1 cup cooked White Beans

1 cup chopped Kale

1/2 cup halved Cherry Tomatoes

1/2 cup sliced Zucchini

1/2 cup Low-Fat Plain Greek Yogurt

1 teaspoon Olive Oil

1 clove Garlic, minced

2 tablespoons Fresh Herbs (Parsley & Thyme)

Salt and Black Pepper to taste

PREPARATION

  • 1

    Preheat your oven to 400°F.

  • 2

    In a mixing bowl, combine the white beans, chopped kale, halved cherry tomatoes, sliced zucchini, and minced garlic. Drizzle with olive oil and toss gently to coat evenly.

  • 3

    Spread the vegetable and bean mixture onto a baking sheet lined with parchment paper. Roast in the oven for about 15-20 minutes until the vegetables soften and begin to develop a light golden color.

  • 4

    While the vegetables roast, prepare the creamy herb sauce by mixing the low-fat Greek yogurt with the fresh chopped herbs.
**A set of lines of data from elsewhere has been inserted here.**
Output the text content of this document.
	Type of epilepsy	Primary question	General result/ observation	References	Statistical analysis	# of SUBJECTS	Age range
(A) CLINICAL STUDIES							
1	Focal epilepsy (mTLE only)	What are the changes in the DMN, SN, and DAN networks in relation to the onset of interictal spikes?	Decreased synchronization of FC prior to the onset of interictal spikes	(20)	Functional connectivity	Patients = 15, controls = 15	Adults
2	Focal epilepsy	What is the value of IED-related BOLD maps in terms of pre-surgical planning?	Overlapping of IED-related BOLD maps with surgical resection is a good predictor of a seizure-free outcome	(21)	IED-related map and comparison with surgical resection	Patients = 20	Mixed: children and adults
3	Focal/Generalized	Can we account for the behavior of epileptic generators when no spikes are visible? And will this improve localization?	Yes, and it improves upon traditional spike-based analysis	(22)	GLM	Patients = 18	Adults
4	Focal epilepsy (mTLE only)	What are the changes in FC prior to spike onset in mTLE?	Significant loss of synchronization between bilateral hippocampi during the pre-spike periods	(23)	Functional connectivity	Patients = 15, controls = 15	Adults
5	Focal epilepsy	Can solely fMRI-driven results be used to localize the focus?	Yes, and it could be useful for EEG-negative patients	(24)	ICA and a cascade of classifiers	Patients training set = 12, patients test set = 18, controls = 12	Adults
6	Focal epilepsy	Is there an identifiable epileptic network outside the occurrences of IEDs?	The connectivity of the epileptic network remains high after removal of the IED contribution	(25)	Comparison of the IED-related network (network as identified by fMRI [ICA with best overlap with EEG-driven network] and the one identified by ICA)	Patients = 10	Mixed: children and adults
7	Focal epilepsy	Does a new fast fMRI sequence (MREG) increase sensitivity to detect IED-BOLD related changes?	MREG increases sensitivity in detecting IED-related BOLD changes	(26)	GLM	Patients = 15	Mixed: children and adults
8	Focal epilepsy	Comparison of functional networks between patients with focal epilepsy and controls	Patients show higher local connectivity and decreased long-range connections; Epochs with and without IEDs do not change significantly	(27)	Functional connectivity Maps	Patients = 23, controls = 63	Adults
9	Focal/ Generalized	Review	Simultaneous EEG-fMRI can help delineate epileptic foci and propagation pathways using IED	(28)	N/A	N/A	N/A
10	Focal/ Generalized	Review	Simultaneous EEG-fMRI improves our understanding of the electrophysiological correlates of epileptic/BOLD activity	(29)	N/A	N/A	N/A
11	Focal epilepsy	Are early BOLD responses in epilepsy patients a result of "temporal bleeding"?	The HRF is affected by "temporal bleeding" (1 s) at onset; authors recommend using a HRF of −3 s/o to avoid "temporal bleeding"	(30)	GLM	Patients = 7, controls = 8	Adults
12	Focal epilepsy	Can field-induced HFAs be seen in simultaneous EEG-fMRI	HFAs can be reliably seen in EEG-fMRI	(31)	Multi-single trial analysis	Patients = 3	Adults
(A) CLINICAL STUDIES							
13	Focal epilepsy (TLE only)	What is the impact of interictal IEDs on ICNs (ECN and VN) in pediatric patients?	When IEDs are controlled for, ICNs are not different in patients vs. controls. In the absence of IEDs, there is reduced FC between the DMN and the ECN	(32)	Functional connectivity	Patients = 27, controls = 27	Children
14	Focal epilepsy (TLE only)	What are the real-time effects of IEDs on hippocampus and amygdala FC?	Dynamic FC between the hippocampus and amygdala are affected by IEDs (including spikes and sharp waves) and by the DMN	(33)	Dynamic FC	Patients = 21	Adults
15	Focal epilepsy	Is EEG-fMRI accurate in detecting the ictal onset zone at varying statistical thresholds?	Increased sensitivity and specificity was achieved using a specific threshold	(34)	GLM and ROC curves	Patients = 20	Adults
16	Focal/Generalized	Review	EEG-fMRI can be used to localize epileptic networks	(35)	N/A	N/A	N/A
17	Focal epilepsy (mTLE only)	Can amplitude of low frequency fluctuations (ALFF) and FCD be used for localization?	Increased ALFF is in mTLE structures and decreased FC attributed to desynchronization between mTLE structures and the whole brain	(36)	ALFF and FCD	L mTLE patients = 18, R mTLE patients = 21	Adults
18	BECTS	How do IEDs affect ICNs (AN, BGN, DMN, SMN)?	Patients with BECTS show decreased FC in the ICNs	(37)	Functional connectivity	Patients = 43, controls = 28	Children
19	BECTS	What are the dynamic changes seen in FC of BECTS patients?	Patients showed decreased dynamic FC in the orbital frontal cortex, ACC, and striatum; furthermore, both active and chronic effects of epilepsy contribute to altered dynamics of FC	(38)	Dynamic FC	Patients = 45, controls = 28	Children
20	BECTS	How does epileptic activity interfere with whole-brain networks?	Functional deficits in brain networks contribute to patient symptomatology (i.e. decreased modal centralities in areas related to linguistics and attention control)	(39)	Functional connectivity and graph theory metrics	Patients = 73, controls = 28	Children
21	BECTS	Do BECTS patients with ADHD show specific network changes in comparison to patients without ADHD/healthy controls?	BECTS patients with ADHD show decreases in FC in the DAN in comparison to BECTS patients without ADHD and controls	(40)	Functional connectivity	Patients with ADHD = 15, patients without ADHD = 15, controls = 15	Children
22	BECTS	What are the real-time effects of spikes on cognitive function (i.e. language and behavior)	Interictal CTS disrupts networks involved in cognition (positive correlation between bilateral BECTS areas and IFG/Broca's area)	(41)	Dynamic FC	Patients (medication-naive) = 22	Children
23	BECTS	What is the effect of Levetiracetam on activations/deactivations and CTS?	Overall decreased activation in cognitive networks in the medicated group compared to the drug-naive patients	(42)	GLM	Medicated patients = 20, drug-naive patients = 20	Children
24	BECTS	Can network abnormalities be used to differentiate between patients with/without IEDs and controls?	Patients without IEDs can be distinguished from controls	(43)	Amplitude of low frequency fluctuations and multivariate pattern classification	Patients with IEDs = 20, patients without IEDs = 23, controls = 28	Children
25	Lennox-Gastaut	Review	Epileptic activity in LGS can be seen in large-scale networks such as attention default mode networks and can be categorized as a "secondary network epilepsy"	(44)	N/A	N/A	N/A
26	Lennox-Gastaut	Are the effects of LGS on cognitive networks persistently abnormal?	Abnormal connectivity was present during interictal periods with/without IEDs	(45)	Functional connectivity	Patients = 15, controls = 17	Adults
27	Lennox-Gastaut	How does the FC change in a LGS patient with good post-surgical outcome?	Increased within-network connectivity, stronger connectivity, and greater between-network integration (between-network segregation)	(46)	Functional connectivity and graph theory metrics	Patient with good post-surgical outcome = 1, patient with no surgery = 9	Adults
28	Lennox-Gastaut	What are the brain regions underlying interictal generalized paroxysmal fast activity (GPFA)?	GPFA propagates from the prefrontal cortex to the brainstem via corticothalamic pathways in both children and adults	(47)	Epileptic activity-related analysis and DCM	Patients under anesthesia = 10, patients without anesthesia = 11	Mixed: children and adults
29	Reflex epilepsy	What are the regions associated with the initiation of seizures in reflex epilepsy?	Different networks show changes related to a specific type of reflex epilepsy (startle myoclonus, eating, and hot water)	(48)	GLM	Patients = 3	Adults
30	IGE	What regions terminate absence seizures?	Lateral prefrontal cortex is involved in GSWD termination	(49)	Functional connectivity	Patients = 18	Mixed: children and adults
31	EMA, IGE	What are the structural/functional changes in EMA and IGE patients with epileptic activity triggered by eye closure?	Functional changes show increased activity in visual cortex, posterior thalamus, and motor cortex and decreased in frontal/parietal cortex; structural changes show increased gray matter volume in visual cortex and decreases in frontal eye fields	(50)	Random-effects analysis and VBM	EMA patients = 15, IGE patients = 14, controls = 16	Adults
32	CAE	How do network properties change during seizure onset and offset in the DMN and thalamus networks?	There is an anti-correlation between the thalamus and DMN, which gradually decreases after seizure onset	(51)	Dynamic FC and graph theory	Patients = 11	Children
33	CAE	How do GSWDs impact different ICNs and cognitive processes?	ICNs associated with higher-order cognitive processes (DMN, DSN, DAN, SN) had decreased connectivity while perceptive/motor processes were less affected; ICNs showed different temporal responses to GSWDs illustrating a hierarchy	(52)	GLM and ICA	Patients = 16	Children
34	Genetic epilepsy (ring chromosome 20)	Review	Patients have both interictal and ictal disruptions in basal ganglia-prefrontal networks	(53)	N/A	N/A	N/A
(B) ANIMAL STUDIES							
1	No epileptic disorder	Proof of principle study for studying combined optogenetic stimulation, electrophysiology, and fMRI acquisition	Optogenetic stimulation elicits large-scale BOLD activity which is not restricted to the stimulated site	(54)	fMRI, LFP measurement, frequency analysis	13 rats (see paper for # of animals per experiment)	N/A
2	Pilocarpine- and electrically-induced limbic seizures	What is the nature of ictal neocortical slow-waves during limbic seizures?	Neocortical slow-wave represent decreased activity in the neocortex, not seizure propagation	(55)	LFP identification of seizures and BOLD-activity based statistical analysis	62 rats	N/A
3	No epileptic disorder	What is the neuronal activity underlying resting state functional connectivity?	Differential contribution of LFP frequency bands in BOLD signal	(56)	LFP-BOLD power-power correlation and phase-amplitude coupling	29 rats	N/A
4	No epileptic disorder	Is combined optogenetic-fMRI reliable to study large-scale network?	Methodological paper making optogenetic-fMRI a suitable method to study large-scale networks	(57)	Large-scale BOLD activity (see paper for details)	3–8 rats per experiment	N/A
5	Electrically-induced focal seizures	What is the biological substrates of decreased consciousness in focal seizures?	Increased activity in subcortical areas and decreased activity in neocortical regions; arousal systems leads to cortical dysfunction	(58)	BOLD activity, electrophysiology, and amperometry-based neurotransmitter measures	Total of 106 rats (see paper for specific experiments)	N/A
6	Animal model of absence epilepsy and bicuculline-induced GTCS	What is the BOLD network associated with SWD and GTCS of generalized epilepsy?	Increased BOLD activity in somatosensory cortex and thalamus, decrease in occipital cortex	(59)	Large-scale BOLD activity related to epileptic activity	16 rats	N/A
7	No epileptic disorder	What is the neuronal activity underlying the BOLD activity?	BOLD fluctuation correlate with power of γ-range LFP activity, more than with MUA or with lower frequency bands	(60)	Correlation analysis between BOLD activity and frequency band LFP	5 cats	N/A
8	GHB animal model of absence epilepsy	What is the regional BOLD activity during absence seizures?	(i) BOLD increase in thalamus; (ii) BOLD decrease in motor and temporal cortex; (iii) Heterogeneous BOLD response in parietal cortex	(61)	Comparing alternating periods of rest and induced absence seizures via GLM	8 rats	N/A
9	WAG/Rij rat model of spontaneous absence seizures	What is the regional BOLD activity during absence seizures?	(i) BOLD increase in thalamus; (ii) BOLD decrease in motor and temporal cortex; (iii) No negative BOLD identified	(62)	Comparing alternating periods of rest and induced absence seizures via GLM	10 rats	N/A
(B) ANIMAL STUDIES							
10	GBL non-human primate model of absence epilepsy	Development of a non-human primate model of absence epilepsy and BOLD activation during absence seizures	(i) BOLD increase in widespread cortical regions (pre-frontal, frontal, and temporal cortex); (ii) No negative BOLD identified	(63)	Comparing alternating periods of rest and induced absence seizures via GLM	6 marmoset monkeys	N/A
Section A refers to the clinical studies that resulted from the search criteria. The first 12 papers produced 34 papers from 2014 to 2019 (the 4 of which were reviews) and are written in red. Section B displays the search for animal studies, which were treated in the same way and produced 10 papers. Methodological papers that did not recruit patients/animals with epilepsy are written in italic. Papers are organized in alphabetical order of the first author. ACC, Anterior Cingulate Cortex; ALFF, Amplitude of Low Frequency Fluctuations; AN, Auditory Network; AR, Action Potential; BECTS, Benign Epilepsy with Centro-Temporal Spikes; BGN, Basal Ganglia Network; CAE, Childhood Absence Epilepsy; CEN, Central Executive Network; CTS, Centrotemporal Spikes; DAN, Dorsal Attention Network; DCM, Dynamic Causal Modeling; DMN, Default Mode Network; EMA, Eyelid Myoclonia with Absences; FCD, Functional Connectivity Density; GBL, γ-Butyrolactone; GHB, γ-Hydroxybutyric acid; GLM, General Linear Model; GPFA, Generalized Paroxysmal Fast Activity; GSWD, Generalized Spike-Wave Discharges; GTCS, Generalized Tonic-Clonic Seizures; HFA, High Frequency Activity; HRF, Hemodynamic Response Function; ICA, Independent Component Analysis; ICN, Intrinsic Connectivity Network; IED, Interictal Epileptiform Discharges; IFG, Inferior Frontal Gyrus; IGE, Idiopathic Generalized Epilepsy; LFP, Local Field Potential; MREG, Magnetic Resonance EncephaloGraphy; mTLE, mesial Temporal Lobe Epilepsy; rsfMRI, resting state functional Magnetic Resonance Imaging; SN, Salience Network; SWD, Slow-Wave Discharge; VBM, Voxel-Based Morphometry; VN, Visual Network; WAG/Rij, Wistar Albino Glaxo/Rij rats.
Season with salt and black pepper to taste.

  • 5

    Once the roasted mixture is ready, remove it from the oven and transfer it to a skillet or serving bowl. Drizzle the creamy herb yogurt over the top and gently toss to combine.

  • 6

    Serve warm as a nourishing meal suitable for breakfast, lunch, or dinner.